Georgia lembra de um capítulo importante da história da “indústria farmacêutica & contraceptivos”: após o boom da estreia da pílula feminina no mercado, vieram os relatos de efeitos adversos e os processos judiciais, principalmente nos Estados Unidos. “Então, houve um momento em que as farmacêuticas não conseguiam mais contratar seguro para as indenizações. Durante muito tempo, a pílula foi o medicamento com mais processos no mundo, e vendê-la passou a ser um negócio arriscado.”
Entramos em contato com a companhia alemã Bayer, responsável pelos medicamentos Yasmin, Mirena e Diane 35, entre outros; com a União Química, fabricante do Ciclo 21; com a Libbs, que faz o Lumi; com a Eurofarma, responsável pelo Tamisa; e com a Aché, fabricante do Femina. As farmacêuticas citadas aparecem em listas de pílulas anticoncepcionais mais vendidas no Brasil e a elas foi perguntado sobre seus investimentos em uma pílula masculina e, caso não houvesse, por que não? Exceto a Bayer, que informou que no momento os anticoncepcionais masculinos não estão entre os seus produtos, nenhuma das demais enviou respostas até o fechamento deste texto.

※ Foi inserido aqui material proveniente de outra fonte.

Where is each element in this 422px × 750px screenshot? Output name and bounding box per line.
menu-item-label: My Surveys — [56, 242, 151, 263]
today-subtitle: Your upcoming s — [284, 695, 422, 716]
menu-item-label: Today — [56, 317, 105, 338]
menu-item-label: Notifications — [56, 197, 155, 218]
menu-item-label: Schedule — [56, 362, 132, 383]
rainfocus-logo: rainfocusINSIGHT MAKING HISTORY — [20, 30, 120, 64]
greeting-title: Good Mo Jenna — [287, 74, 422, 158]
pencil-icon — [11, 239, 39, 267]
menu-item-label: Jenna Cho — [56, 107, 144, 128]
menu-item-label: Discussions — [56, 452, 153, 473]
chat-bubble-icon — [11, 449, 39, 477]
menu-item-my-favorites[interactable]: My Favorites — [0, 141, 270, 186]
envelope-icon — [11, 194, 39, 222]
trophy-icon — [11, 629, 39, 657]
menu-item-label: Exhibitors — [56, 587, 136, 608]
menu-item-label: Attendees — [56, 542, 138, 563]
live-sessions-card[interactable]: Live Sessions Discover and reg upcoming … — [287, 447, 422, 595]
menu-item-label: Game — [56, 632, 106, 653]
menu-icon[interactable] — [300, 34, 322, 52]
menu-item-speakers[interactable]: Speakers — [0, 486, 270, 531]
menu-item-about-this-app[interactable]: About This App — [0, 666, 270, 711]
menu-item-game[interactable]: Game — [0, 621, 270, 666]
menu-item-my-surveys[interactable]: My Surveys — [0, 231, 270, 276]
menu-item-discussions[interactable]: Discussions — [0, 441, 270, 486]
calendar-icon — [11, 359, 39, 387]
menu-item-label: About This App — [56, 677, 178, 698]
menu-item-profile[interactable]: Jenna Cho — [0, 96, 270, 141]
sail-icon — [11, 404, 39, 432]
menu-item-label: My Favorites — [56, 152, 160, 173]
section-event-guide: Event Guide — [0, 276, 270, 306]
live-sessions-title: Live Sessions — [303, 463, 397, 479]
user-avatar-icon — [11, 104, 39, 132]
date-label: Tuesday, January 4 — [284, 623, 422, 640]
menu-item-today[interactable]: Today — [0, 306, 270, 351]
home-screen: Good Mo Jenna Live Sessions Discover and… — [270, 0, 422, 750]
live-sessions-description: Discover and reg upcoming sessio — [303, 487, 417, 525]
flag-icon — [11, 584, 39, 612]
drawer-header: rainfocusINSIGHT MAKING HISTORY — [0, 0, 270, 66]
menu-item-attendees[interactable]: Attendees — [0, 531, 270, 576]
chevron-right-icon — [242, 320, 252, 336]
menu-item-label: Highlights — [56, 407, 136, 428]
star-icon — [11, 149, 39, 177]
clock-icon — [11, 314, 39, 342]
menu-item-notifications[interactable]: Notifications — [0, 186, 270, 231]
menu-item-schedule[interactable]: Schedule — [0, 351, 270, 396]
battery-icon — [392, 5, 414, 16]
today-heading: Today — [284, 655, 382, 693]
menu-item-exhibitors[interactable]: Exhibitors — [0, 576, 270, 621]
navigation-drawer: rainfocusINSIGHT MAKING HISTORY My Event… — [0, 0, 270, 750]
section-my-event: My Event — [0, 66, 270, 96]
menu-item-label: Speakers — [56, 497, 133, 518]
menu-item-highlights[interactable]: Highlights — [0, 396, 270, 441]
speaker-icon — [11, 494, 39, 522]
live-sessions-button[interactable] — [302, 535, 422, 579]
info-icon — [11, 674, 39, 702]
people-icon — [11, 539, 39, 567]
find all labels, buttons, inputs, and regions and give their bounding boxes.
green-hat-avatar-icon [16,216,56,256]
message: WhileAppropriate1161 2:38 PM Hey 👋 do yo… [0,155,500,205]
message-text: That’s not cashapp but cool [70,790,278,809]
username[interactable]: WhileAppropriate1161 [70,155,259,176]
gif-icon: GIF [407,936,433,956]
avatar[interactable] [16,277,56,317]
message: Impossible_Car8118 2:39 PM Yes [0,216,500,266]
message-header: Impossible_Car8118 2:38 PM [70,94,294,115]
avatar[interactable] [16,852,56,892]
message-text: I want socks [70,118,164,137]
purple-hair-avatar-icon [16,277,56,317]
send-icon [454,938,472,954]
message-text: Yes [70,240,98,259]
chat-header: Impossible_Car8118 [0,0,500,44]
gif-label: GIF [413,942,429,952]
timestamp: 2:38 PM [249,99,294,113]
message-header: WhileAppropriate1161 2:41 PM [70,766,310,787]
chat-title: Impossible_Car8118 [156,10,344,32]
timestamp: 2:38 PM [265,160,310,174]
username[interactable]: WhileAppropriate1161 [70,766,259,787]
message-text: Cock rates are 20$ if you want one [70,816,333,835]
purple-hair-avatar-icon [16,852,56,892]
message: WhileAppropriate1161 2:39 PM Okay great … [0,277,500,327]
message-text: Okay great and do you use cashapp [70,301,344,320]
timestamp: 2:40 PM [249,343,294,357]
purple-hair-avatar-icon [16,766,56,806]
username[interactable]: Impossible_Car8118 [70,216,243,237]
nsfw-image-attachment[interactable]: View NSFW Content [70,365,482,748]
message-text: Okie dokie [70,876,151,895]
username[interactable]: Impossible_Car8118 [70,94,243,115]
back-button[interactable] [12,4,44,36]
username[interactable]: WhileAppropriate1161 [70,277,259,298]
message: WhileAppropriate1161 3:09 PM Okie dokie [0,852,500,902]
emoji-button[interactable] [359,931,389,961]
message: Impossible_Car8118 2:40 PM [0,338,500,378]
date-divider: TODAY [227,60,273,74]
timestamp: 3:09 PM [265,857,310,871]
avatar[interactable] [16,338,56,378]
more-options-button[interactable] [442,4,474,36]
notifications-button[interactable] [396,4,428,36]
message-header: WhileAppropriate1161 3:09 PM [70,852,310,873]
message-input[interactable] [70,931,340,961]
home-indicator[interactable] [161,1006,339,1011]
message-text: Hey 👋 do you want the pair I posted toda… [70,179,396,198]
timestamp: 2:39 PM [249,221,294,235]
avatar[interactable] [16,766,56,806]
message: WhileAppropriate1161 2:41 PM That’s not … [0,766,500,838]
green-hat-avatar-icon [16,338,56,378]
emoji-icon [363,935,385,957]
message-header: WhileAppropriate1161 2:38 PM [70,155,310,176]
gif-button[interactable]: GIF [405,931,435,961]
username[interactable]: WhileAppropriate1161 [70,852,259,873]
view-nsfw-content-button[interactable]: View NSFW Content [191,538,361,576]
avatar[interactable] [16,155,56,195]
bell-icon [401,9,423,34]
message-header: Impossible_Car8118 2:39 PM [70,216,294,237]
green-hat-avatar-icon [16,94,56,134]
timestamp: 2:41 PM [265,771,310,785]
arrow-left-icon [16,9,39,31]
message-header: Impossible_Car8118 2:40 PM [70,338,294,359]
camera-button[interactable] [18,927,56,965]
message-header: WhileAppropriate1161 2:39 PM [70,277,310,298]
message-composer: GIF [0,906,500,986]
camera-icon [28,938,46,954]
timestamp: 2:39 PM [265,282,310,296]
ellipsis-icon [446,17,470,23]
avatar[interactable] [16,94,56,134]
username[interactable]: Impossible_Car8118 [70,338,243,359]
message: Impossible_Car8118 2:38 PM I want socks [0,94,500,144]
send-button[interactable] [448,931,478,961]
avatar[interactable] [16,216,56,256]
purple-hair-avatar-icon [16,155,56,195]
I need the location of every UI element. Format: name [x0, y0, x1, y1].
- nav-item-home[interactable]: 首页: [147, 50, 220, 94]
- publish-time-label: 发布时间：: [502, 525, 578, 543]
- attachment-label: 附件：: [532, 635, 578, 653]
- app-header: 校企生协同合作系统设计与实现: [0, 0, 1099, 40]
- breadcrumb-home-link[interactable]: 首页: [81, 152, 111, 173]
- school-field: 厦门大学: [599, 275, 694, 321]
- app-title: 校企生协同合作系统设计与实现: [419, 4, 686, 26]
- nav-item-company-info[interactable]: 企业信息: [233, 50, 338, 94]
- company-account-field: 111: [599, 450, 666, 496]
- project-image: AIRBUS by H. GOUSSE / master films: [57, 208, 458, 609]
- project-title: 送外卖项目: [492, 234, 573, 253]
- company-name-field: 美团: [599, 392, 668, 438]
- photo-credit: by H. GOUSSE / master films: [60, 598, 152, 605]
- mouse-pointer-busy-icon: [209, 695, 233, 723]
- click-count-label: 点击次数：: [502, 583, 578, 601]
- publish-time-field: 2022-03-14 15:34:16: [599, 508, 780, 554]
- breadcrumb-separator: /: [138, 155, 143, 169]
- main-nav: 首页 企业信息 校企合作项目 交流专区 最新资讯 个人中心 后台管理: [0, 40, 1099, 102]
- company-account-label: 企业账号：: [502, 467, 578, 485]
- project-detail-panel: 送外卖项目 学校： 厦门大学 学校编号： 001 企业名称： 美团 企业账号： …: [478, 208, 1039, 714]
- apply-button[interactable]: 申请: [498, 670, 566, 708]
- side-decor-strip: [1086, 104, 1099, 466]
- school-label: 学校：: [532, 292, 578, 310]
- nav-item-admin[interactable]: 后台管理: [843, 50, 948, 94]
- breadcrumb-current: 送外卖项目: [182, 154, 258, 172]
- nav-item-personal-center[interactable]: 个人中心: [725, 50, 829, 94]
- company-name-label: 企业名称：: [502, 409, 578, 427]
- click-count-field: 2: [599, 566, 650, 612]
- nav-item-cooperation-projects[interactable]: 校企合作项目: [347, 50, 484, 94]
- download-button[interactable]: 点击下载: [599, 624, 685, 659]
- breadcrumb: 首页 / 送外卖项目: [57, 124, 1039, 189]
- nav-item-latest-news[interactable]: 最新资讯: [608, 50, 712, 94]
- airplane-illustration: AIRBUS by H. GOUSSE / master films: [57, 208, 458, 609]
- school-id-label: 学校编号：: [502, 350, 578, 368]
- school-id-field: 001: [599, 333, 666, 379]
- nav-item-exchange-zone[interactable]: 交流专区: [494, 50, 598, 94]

É inegável: ao tratar a contracepção e a sua história, tratamos do lugar das mulheres e dos homens na sociedade. E não se pode ignorar que uma dessas populações sempre foi subjugada em detrimento da outra. Isso inclui o corpo das integrantes dessa população. “O corpo feminino sempre foi mais medicalizado”, afirma Georgia. “Temos uma especialidade médica, a ginecologia, e somos freguesas fiéis dela. Os homens não vão ao andrologista. Até podem ir ao urologista, mas esse médico trata do sistema urinário. Enquanto nas mulheres a reprodução é medicalizada, nos homens é a performance sexual – há um Viagra para eles, mas não para nós. Fomos patologizadas e colocadas como naturalmente doentes, como se faltasse algo, já dizia Freud”, continua. “São vários os fatores pelos quais não temos uma pílula masculina hoje, mas todos eles chegam a uma diferença de gênero”, conclui a pesquisadora.